Soldiers load onto a Chinook helicopter to head out and execute missions across the Combined Joint Operations Area-Afghanistan. U.S. Army/1st Lt. Verniccia Ford

The U.S. defense secretary and its top military officer
rejected the premise of the recently published “Afghanistan Papers” in The
Washington Post — that defense leaders engaged in a deliberate effort to
deceive the public on the lack of progress in the 18-year-long war. And Joint
Chiefs Chairman Army Gen. Mark A. Milley, who repeatedly led forces there,
emotionally insisted that none of the troops killed in Afghanistan died in
vain.

In a Dec. 20 media briefing at the Pentagon, Defense
Secretary Mark T. Esper and Milley also defended the prolonged military
engagements in Afghanistan, Iraq and Syria as necessary to protect the nation
from terrorists and said U.S. forces would be there until that mission was
completed.

But Esper, citing the new National Defense Strategy’s
recognition of “great power competition” with Russia and China, said his aim is
to determine “how can we reduce our presence in other parts of the world to
either return troops home to retrain and equip for those bigger missions or to
allocate to the Indo-Pacific.” Esper has said he is considering removing about 5,000
of the 13,000 U.S. troops now in Afghanistan.

And Milley, speaking for the military, said “none of us want
forever wars.
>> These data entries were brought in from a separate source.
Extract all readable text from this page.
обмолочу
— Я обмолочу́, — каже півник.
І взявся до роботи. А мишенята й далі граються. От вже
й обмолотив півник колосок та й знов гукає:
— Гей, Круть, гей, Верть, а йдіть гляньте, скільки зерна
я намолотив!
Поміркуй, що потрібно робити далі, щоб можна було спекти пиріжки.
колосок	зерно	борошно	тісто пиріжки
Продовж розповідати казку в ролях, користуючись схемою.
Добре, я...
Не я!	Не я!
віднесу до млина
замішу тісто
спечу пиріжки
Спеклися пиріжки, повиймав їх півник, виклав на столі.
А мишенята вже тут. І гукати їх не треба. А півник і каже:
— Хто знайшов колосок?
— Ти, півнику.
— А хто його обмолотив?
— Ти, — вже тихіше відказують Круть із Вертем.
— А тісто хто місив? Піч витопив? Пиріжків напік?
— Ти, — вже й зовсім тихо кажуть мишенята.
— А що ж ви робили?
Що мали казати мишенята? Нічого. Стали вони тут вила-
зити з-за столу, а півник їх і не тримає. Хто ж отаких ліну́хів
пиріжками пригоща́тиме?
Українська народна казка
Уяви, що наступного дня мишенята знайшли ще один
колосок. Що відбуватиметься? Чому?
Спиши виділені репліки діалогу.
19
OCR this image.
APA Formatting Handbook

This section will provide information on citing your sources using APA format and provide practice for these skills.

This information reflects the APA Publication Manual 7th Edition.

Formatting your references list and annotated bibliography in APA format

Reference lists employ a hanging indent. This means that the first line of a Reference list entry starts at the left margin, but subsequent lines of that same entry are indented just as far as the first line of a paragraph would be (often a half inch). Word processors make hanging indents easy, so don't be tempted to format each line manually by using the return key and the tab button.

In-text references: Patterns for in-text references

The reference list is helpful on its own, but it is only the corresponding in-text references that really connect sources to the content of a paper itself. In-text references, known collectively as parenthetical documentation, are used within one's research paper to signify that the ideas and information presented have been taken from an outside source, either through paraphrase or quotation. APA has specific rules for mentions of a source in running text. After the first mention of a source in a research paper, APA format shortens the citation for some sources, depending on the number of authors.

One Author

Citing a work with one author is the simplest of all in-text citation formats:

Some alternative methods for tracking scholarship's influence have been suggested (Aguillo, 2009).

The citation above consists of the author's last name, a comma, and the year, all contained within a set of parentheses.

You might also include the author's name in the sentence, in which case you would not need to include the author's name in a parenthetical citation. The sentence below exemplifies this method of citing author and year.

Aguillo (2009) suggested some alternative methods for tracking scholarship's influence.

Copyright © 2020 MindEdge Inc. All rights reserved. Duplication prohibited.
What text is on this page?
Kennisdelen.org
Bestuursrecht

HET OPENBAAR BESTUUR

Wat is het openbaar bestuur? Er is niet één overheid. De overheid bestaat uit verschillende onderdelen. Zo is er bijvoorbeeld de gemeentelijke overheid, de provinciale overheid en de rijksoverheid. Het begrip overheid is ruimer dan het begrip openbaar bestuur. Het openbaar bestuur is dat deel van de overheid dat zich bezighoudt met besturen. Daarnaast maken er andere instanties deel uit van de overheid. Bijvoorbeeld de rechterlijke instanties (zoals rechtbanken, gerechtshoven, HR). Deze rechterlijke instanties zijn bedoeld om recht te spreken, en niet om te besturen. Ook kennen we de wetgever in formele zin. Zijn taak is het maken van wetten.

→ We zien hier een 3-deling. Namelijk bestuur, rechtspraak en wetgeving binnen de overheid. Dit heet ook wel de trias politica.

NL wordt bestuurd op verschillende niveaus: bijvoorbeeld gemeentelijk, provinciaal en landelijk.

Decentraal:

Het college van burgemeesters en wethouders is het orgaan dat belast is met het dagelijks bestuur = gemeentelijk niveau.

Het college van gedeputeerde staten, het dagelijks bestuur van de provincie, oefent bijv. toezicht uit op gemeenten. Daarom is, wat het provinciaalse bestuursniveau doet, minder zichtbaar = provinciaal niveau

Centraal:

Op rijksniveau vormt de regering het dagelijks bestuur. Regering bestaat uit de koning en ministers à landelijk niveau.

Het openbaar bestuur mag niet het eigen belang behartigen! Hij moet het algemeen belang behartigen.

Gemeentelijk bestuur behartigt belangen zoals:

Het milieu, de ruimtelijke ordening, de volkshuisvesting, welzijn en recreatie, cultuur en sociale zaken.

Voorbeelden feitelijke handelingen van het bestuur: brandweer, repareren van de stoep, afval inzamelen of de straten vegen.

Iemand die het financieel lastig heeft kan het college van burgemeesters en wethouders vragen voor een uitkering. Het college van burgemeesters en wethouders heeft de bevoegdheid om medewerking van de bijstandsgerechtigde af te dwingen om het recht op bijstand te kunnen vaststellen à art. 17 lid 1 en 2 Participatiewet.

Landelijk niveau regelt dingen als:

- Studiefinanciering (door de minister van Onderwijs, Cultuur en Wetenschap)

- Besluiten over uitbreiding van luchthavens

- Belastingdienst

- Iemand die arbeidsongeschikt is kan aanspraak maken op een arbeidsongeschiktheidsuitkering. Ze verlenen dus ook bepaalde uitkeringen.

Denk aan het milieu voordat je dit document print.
It has to do with the national interests.”

The two leaders were asked several times about the week-long
series of stories in The Washington Post that extensively quoted senior
military and diplomatic officials as privately expressing strong doubts about
the way the Afghanistan conflict was going, while giving more positive views in
public.

“I know there is an assertion out there of some sort of
coordinated lie over the course of 18 years,” but that was “more than a stretch.
I find that a mischaracterization,” Milley said. With hundreds of general
officers, State Department officials and other involved, “I just don’t think you
can get that level of coordination on a lie.” He said the assessments he and
others gave were “based on facts that we knew at the time, and those were
honest assessments and were never intended to deceive either the Congress or
the American people.”

Milley contrasted the Post’s expose on Afghanistan with the
1970s “Pentagon Papers,” which revealed secret documents on the government’s consistently
gloom views on Vietnam. He said those were “contemporary papers written in
advance of decision making. These, the Afghan papers, were an attempt by SIGAR
in about 2,000 pages to do post-facto interviews, looking back, to determine
lessons learned,” he said, referring to the reports of the special investigator
general for Afghanistan.

“For years, we were clear there
is not a reasonable chance of a military victory against the Taliban or the
insurgency… and that remains true today.” Milley said. “There is only one way
this is going to end, in a negotiated solution.” Milley conceded that
Afghanistan has been “a strategic stalemate,” where the Taliban cannot win as
long as the Unites States provides some degree of military support, but cannot
defeat the Taliban “so long as they have sanctuary in Pakistan and some degree
of popularity with the people.”

And, with evident emotion, Milley
said: “Our soldiers, sailors, airman and Marines who have given their lives in
Afghanistan did not give their lives in vain.”

Esper pointed out that some of the reporters in
the audience had been to Afghanistan as had many members of Congress and the SIGAR
investigators. “This has been very transparent. It’s not like this war was
hiding somewhere. For all the folks who have been in this conflict over the
years, some insinuation there’s been some kind of conspiracy, is ridiculous.”